Navot colocou a mão pesada no ombro de Gabriel e o apertou.
— Receio que não possa deixar você ir embora. Pelo menos por enquanto.
No coração de Jerusalém, não muito longe da Cidade Antiga, há uma alameda tranqüila
e arborizada conhecida como rua Narkiss. O prédio no número 16 é pequeno, com apenas três
andares, e está parcialmente escondido por uma robusta parede de pedra calcária. Uma árvore
de eucalipto precisando de poda sombreia as três minúsculas varandas e o portão do jardim
range quando é aberto. No saguão, há um interfone com três botões e os nomes
correspondentes. Poucas pessoas visitam os ocupantes do terceiro andar, pois eles quase
nunca estão presentes. Foi dito aos moradores que o marido, um homem taciturno com o
cabelo grisalho nas têmporas e olhos verdes intensos, é um artista que viaja muito e valoriza
demais sua privacidade. Os vizinhos passaram a desconfiar dessa história.
A sala de estar do apartamento tem várias pinturas. Três delas foram pintadas pelo avô
de Gabriel, o renomado expressionista alemão Viktor Frankel, e muitas são obras de sua mãe.
Também há uma sem assinatura, retratando da cintura para cima um jovem magro que parece
perseguido pelas sombras da morte. Encarando essa tela, como que perdido em recordações,
estava Ari Shamron. Como sempre, ele vestia calças cáqui, uma camisa branca de algodão e
uma jaqueta de couro com um rasgo no ombro esquerdo. Quando Gabriel, Chiara e Navot
entraram, ele apagou o cigarro turco sem filtro e colocou a guimba no prato decorativo que
fazia as vezes de cinzeiro.
— Como você entrou aqui? — perguntou Gabriel.
Shamron mostrou uma chave.
— Achei que tivesse pegado isso de volta.
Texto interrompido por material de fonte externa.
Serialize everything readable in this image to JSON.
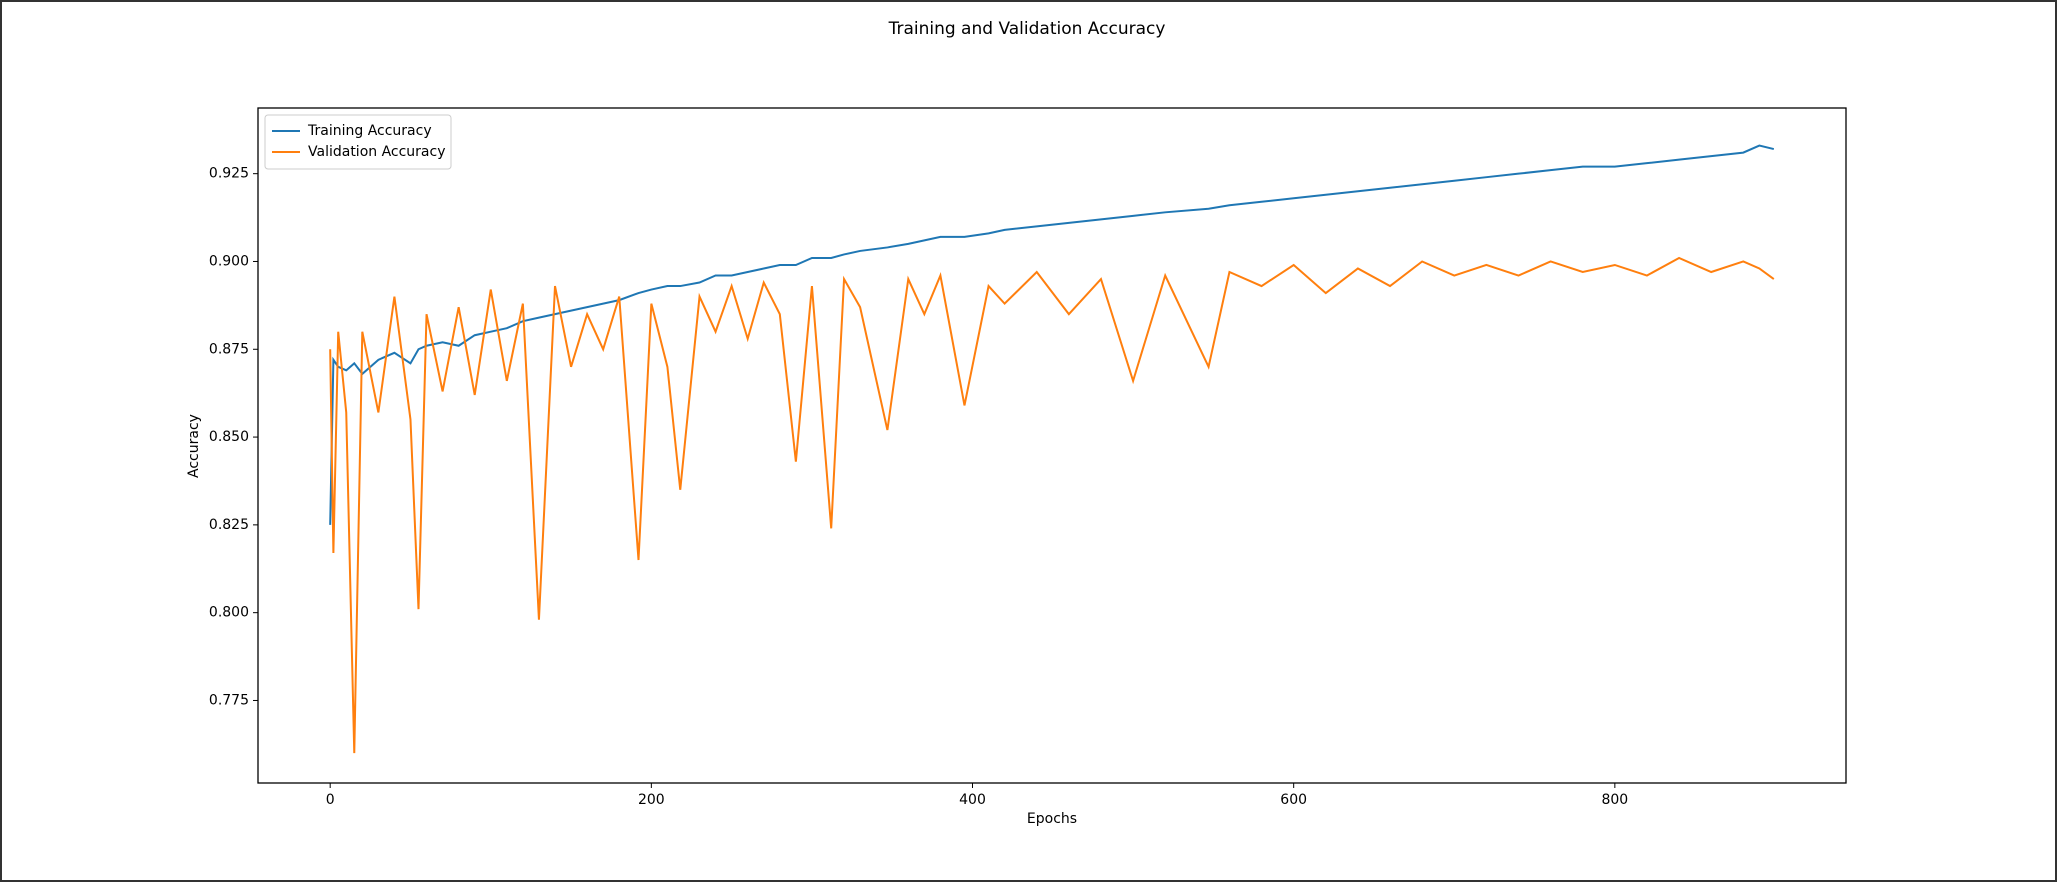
{
  "chart_data": {
    "type": "line",
    "title": "Training and Validation Accuracy",
    "x_label": "Epochs",
    "y_label": "Accuracy",
    "x": [
      0,
      2,
      5,
      10,
      15,
      20,
      30,
      40,
      50,
      55,
      60,
      70,
      80,
      90,
      100,
      110,
      120,
      130,
      140,
      150,
      160,
      170,
      180,
      192,
      200,
      210,
      218,
      230,
      240,
      250,
      260,
      270,
      280,
      290,
      300,
      312,
      320,
      330,
      347,
      360,
      370,
      380,
      395,
      410,
      420,
      440,
      460,
      480,
      500,
      520,
      547,
      560,
      580,
      600,
      620,
      640,
      660,
      680,
      700,
      720,
      740,
      760,
      780,
      800,
      820,
      840,
      860,
      880,
      890,
      899
    ],
    "series": [
      {
        "name": "Training Accuracy",
        "color": "#1f77b4",
        "values": [
          0.825,
          0.872,
          0.87,
          0.869,
          0.871,
          0.868,
          0.872,
          0.874,
          0.871,
          0.875,
          0.876,
          0.877,
          0.876,
          0.879,
          0.88,
          0.881,
          0.883,
          0.884,
          0.885,
          0.886,
          0.887,
          0.888,
          0.889,
          0.891,
          0.892,
          0.893,
          0.893,
          0.894,
          0.896,
          0.896,
          0.897,
          0.898,
          0.899,
          0.899,
          0.901,
          0.901,
          0.902,
          0.903,
          0.904,
          0.905,
          0.906,
          0.907,
          0.907,
          0.908,
          0.909,
          0.91,
          0.911,
          0.912,
          0.913,
          0.914,
          0.915,
          0.916,
          0.917,
          0.918,
          0.919,
          0.92,
          0.921,
          0.922,
          0.923,
          0.924,
          0.925,
          0.926,
          0.927,
          0.927,
          0.928,
          0.929,
          0.93,
          0.931,
          0.933,
          0.932
        ]
      },
      {
        "name": "Validation Accuracy",
        "color": "#ff7f0e",
        "values": [
          0.875,
          0.817,
          0.88,
          0.857,
          0.76,
          0.88,
          0.857,
          0.89,
          0.855,
          0.801,
          0.885,
          0.863,
          0.887,
          0.862,
          0.892,
          0.866,
          0.888,
          0.798,
          0.893,
          0.87,
          0.885,
          0.875,
          0.89,
          0.815,
          0.888,
          0.87,
          0.835,
          0.89,
          0.88,
          0.893,
          0.878,
          0.894,
          0.885,
          0.843,
          0.893,
          0.824,
          0.895,
          0.887,
          0.852,
          0.895,
          0.885,
          0.896,
          0.859,
          0.893,
          0.888,
          0.897,
          0.885,
          0.895,
          0.866,
          0.896,
          0.87,
          0.897,
          0.893,
          0.899,
          0.891,
          0.898,
          0.893,
          0.9,
          0.896,
          0.899,
          0.896,
          0.9,
          0.897,
          0.899,
          0.896,
          0.901,
          0.897,
          0.9,
          0.898,
          0.895
        ]
      }
    ],
    "xlim": [
      -44.95,
      943.95
    ],
    "xticks": [
      0,
      200,
      400,
      600,
      800
    ],
    "ylim": [
      0.7515,
      0.9437
    ],
    "yticks": [
      0.775,
      {
        "value": 0.8,
        "label": "0.800"
      },
      0.825,
      {
        "value": 0.85,
        "label": "0.850"
      },
      0.875,
      {
        "value": 0.9,
        "label": "0.900"
      },
      0.925
    ],
    "grid": false,
    "legend": "upper left"
  }
}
— Você pegou — falou Shamron, dando de ombros. — O Departamento de
Acomodações fez a gentileza de me dar uma cópia.
Shamron se referia ao setor do Escritório responsável pela obtenção de esconderijos e
outras propriedades seguras para os agentes. O apartamento na rua Narkiss chegou a pertencer
a essa categoria, mas, havia já algum tempo, Shamron o transferira para Gabriel como
pagamento pelos serviços prestados — um ato de generosidade que, na opinião do Velho,
conferia a ele o direito de entrar ali quando bem entendesse. Ele colocou a chave no bolso e
fixou os olhos azuis aquosos em Gabriel. Suas mãos manchadas, grandes demais em relação
ao resto do corpo, estavam apoiadas na bengala de oliveira.
— Achava que não nos veríamos mais — disse ele. — Agora parece que Cario voltou
a nos unir.
— Não sabia que vocês se chamavam pelo primeiro nome.
— Cario? — O rosto enrugado de Shamron demonstrou um profundo desdém.
— Cario Marchese ocupou um lugar especial em nossos corações por um tempo. Ele é
a ameaça transnacional de amanhã, um criminoso sem fronteiras, crenças ou consciência
disposto a negociar com qualquer um, desde que o dinheiro continue entrando.